Bioactivity information of one million molecules compiled
Using deep machine learning, researchers have completed the activity profiles, from chemistry to clinical level, for one million molecules.
Researchers from the Institute for Research in Biomedicine (IRB Barcelona), Spain, have completed the collection of bioactivity information for a million molecules using deep machine-learning computational models. The team also developed a tool to predict the biological activity of any molecule, even when no experimental data are available.

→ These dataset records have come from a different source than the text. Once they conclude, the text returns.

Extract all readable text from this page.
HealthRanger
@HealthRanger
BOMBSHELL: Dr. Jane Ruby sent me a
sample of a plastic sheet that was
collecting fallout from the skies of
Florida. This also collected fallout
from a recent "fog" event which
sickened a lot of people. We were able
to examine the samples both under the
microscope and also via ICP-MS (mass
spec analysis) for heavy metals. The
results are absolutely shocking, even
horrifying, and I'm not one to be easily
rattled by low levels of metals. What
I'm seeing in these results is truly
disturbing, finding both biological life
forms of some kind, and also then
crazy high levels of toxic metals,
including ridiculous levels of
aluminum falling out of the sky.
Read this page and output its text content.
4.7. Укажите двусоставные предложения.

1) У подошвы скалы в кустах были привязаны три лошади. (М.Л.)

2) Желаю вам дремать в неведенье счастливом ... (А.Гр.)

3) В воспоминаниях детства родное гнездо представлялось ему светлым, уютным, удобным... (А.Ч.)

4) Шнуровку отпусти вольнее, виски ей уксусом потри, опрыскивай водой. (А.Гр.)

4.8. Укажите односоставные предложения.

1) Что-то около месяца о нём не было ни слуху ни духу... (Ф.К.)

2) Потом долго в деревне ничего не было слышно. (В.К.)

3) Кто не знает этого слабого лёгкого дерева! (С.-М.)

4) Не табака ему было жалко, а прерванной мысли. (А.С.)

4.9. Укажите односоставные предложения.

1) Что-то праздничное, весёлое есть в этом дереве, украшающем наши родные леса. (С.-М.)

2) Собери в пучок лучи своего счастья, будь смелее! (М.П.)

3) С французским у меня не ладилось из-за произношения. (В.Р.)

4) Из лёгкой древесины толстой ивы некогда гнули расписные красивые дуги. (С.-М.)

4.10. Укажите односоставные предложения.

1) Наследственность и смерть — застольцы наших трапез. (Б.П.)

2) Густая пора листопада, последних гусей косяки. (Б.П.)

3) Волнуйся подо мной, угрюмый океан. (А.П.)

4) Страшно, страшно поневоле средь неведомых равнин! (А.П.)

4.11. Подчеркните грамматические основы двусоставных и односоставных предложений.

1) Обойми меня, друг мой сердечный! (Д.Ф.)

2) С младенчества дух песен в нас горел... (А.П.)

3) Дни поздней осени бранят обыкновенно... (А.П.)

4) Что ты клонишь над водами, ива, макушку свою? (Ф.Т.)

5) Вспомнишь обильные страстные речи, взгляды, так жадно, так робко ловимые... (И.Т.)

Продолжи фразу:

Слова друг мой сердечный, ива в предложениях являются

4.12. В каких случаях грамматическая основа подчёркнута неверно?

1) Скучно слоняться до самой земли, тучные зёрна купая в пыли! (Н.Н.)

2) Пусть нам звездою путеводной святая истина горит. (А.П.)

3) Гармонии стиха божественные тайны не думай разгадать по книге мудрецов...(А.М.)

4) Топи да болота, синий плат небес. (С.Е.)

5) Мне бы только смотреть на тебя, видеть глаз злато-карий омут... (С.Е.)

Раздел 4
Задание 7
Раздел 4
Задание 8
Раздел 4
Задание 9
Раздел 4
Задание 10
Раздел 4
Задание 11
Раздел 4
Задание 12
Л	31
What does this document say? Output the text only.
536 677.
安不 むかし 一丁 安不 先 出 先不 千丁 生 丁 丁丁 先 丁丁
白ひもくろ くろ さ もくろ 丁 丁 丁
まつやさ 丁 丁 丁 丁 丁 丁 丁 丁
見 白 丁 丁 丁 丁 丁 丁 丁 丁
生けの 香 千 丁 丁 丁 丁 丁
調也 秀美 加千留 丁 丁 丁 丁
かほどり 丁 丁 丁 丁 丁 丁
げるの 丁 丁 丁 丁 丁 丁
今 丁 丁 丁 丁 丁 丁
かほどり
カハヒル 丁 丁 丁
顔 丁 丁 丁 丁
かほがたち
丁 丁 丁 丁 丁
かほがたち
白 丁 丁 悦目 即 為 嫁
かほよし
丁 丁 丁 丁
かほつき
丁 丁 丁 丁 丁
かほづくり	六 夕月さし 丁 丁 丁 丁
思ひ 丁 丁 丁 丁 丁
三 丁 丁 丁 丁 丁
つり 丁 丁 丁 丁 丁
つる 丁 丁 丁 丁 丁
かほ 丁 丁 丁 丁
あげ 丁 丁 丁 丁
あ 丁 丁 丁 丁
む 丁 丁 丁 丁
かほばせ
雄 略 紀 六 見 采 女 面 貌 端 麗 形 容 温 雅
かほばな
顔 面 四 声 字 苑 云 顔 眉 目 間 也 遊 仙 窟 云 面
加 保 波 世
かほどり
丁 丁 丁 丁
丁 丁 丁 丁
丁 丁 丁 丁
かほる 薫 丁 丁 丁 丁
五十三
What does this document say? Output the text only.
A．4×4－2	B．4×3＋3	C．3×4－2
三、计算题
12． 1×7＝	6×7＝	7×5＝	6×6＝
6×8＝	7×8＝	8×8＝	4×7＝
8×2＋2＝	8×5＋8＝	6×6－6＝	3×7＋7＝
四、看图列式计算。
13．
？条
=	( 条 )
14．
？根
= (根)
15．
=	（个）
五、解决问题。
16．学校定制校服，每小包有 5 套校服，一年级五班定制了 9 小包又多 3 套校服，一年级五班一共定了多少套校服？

This new methodology is based on the Chemical Checker, the largest database of bioactivity profiles for pseudo pharmaceuticals to date, developed by the same laboratory and published in 2020. The Chemical Checker collects information from 25 spaces of bioactivity for each molecule. These spaces are linked to the chemical structure of the molecule, the targets with which it interacts or the changes it induces at the clinical or cellular level. However, this highly detailed information about the mechanism of action is incomplete for most molecules, implying that for a particular one there may be information for one or two spaces of bioactivity but not for all 25.
With this new development, the researchers integrated all the experimental information available with deep machine learning methods, so that all the activity profiles, from chemistry to clinical level, for all molecules can be completed.
“The new tool also allows us to forecast the bioactivity spaces of new molecules, and this is crucial in the drug discovery process as we can select the most suitable candidates and discard those that, for one reason or another, would not work,” said Dr Patrick Aloy, who led the research team.
The software library is freely accessible to the scientific community here and it will be regularly updated by the researchers as more biological activity data become available. With each update of experimental data in the Chemical Checker, artificial neural networks will also be revised to refine the estimates.
According to the team, the bioactivity data predicted by the model have a greater or lesser degree of reliability depending on various factors, including the volume of experimental data available and the characteristics of the molecule. However, the system provides a measure of the degree of reliability of the prediction for each molecule.
To validate the tool, the researchers searched a library of compounds for those that could be good drug candidates to modulate the activity of a cancer-related transcription factor (SNAIL1), whose activity is almost impossible to modulate as it is considered an ‘undruggable’ target. Of a first set of 17,000 compounds, deep machine learning models predicted characteristics (in their dynamics, interaction with target cells and proteins) for 131 that fit the target.
The ability of these compounds to degrade SNAIL1 has been confirmed experimentally and it has been observed that, for a high percentage, this degradation capacity is consistent with what the models had predicted, validating the system.
The study is published in Nature Communications.